A touch of grandeur

A photograph of the building taken in 1949. PHOTO: REF: HOCKEN COLLECTIONS / PERPETUAL TRUST 96-106
A photograph of the building taken in 1949. PHOTO: REF: HOCKEN COLLECTIONS / PERPETUAL TRUST 96-106

In a George St building, its owner extracted a fearful toll, writes David Murray. 

The City Boot Palace! The name conjures up images of a vast array of footwear in a setting of Victorian opulence, perhaps presided over by some magnificently moustachioed manager.

It may not have been like that, but Dunedin's boot palace did have a touch of grandeur that set it apart from most George St buildings of the 1880s, at a time when the main shopping area was south of the Octagon.

The building was erected for Benjamin Throp (1845-1933), a dentist who occupied the upstairs rooms and leased out the lower level.

Born in Halifax, Yorkshire, Throp arrived in Dunedin with his mother in 1861 and qualified as a dentist in 1868. In the early days he used only hand instruments and his equipment and supplies had to be imported from England and the United States, often taking more than a year to arrive.

Up to 1900 the only anaesthetic he used was cocaine. He later produced his own nitrous oxide (laughing gas). He also made his own gold plate, having worked as a goldsmith during his youth in Australia.

Throp's meticulous notes, held in the Hocken Collections, record that he made 37,162 extractions over 37 years.

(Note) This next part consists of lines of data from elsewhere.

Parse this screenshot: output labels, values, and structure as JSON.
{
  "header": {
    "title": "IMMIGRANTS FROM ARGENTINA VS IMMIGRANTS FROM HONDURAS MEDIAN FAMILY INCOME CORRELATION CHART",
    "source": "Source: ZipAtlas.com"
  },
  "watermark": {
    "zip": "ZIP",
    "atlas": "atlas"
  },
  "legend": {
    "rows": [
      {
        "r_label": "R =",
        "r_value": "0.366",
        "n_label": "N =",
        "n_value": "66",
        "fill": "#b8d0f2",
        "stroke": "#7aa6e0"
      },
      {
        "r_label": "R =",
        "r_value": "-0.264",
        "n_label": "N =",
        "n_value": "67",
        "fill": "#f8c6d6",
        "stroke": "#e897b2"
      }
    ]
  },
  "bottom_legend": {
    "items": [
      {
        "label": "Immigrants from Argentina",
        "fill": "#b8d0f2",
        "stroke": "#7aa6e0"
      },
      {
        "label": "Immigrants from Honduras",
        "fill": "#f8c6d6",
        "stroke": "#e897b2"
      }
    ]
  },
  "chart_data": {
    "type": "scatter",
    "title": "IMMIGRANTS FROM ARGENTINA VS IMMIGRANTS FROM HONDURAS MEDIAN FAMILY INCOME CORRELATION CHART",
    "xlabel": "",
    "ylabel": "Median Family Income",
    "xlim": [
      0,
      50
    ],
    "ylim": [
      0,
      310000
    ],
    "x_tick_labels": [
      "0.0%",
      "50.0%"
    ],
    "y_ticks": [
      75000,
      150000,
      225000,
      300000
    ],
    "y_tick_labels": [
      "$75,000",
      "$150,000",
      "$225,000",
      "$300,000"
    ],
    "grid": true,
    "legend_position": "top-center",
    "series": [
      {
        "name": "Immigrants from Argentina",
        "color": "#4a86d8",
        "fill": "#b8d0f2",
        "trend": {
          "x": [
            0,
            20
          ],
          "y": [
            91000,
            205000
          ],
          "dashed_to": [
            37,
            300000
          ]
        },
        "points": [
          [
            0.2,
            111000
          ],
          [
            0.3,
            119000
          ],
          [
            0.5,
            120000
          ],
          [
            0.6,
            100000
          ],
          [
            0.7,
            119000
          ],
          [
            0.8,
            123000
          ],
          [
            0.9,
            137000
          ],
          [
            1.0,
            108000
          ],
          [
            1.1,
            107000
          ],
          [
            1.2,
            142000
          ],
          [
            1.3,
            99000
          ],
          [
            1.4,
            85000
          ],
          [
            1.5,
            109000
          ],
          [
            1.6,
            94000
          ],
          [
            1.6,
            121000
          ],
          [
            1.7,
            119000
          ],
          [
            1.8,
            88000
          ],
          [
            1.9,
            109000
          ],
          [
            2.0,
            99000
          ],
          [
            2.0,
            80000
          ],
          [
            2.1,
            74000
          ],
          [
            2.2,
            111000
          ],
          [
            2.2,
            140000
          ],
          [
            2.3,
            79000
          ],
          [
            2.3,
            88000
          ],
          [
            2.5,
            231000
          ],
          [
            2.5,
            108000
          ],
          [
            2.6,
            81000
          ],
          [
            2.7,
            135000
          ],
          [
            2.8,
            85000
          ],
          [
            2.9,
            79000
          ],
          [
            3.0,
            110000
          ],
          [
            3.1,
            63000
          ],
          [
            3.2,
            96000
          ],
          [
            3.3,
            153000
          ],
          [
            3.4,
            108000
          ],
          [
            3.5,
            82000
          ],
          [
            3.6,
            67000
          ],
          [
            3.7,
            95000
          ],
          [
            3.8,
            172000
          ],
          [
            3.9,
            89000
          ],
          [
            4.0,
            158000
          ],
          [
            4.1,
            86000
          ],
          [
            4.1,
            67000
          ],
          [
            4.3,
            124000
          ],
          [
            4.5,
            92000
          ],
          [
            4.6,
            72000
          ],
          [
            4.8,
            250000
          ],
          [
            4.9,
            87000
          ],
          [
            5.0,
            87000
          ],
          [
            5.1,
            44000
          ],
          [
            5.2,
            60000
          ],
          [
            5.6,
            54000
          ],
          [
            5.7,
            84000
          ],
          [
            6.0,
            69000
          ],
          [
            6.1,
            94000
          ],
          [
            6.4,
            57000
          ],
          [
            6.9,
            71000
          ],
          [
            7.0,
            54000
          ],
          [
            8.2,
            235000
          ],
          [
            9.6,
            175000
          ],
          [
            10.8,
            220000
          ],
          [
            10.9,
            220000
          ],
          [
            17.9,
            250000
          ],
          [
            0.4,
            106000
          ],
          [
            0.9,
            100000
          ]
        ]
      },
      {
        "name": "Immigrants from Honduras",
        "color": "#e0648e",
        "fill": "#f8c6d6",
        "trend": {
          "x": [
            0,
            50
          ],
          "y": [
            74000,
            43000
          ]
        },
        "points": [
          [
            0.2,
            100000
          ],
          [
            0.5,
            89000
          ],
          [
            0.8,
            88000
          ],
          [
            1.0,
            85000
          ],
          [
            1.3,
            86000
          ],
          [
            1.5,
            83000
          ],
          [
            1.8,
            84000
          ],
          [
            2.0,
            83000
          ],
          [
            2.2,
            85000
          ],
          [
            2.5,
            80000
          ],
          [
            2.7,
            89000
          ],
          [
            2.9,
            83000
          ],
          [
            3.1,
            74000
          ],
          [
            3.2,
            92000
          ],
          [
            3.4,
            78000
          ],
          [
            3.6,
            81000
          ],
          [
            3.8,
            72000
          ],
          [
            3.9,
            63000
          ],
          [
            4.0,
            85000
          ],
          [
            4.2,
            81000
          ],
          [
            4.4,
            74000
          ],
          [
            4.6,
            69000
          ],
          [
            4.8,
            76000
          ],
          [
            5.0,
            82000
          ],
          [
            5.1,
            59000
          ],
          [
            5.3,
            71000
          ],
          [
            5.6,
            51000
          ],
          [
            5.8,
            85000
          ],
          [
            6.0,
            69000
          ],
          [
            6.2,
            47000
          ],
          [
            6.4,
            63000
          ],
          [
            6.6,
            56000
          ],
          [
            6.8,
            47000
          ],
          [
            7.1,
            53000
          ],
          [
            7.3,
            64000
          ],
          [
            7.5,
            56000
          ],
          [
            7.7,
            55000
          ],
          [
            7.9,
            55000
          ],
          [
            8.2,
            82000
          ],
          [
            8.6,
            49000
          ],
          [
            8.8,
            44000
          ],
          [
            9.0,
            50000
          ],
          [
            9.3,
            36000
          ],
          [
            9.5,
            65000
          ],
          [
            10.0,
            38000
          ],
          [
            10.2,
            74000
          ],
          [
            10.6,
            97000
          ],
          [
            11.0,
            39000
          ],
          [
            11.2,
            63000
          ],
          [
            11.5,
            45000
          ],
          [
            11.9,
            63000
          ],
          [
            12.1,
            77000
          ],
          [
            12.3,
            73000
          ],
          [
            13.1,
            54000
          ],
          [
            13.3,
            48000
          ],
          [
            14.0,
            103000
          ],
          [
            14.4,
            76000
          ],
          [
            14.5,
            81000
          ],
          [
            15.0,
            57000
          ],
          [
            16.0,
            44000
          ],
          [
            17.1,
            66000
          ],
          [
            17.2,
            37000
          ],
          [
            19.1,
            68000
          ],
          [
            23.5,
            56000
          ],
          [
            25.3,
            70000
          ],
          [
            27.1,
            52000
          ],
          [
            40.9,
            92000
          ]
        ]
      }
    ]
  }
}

One day, when fitting the gold-mining entrepreneur Alex McGeorge with some false teeth, Throp was offered a partnership in the Electric Gold Dredging Company. This proved to be a lucrative venture that ultimately netted him between 20,000 and 30,000.

He retired in 1905 to take up farming at Moa Flat Estate, but his son Frank Throp continued the dental practice at the same address until 1942.

Two other sons were killed in action during World War 1. Another dentist, Andrew Aitken, kept the rooms up to 1958 and during this period the building remained in the ownership of the Throp family.

Architect James Hislop designed the building, erected on the site of the old Dornwell & Rennie butchery. Tenders were called in June 1885 and by the beginning of March 1886 Throp had taken occupation of his rooms. The Boot Palace opened soon afterwards.

The contractor was Arthur White and the cost about 2800, but White went bankrupt during the course of the contract because his tender had been too low and he found he couldn't afford to pay all of the creditors connected with the work.

The building has a foundation of Port Chalmers stone that rises above the footpath, and the two storeys over this are constructed of brick rendered with cement plaster.

An abundance of ornamentation includes pairs of Corinthian pilasters, arched and triangular hoods, and rustication. Originally, there was a bold and elaborate parapet with balustrades and pediments that balanced the composition. A pillared veranda for the George St shop front featured decorative cast ironwork.

The overall effect was a little more ostentatious than it was elegant, but nevertheless assured and effective.

The building is a good example of the later phase of Victorian Renaissance Revival architecture, which drew from increasingly eclectic influences combined in unconventional ways. Hislop provided another notable example of this a few years later when he designed the New Zealand and South Seas Exhibition buildings of 1889 in a flamboyant quasi-Moorish style.

The City Boot Palace had been established in 1883, when it succeeded the business of the bootmaker John Elliott. The same name was used elsewhere in Australasia: John Hunter's City Boot Palace in Sydney opened in 1877, and both branches and separate businesses with the name operated in other Australian centres.

In New Zealand the boot palaces all appear to have been independent, although there may have been formal links between some of them. They included shops in Invercargill, Oamaru, Napier, New Plymouth, and Christchurch.

The Dunedin manager from 1885 to 1908 was Joseph McLoy McKay, who in the Edwardian period ran humorous advertisements emphasising bargain prices and the good value of his merchandise. Some featured the character ''Parsimonious Sam'', whose penny-pinching ways were satisfied by the deals on offer.

The Boot Palace ran for more than 40 years and eventually vacated the building in 1929. The premises were then fitted with new shop fronts with mahogany facings and granite, and a steel suspended veranda.

The alterations were designed by the architects Mandeno & Fraser, and the contractors were the Love Construction Company.

A women's clothing shop, Fashion Corner, opened for business in December 1929. It operated until 1958 when the ANZ Bank took the building as a branch office. It was about this time that the parapet ornamentation was destroyed and the St Andrew Street entrance moved. Old interior features also disappeared through numerous renovations.

In 1983 the architects Salmond & Burt drew up plans for a new bank building on the site but the scheme was abandoned.

After nearly 40 years the ANZ consolidated on a new location in 1997. The ground floor is now occupied by the clothing retailer Jay Jays, making it once again a ''fashion corner''.

Most of the external character remains intact, and with some restoration perhaps the building will one day reiterate the vivacious architectural statement it made in its early years.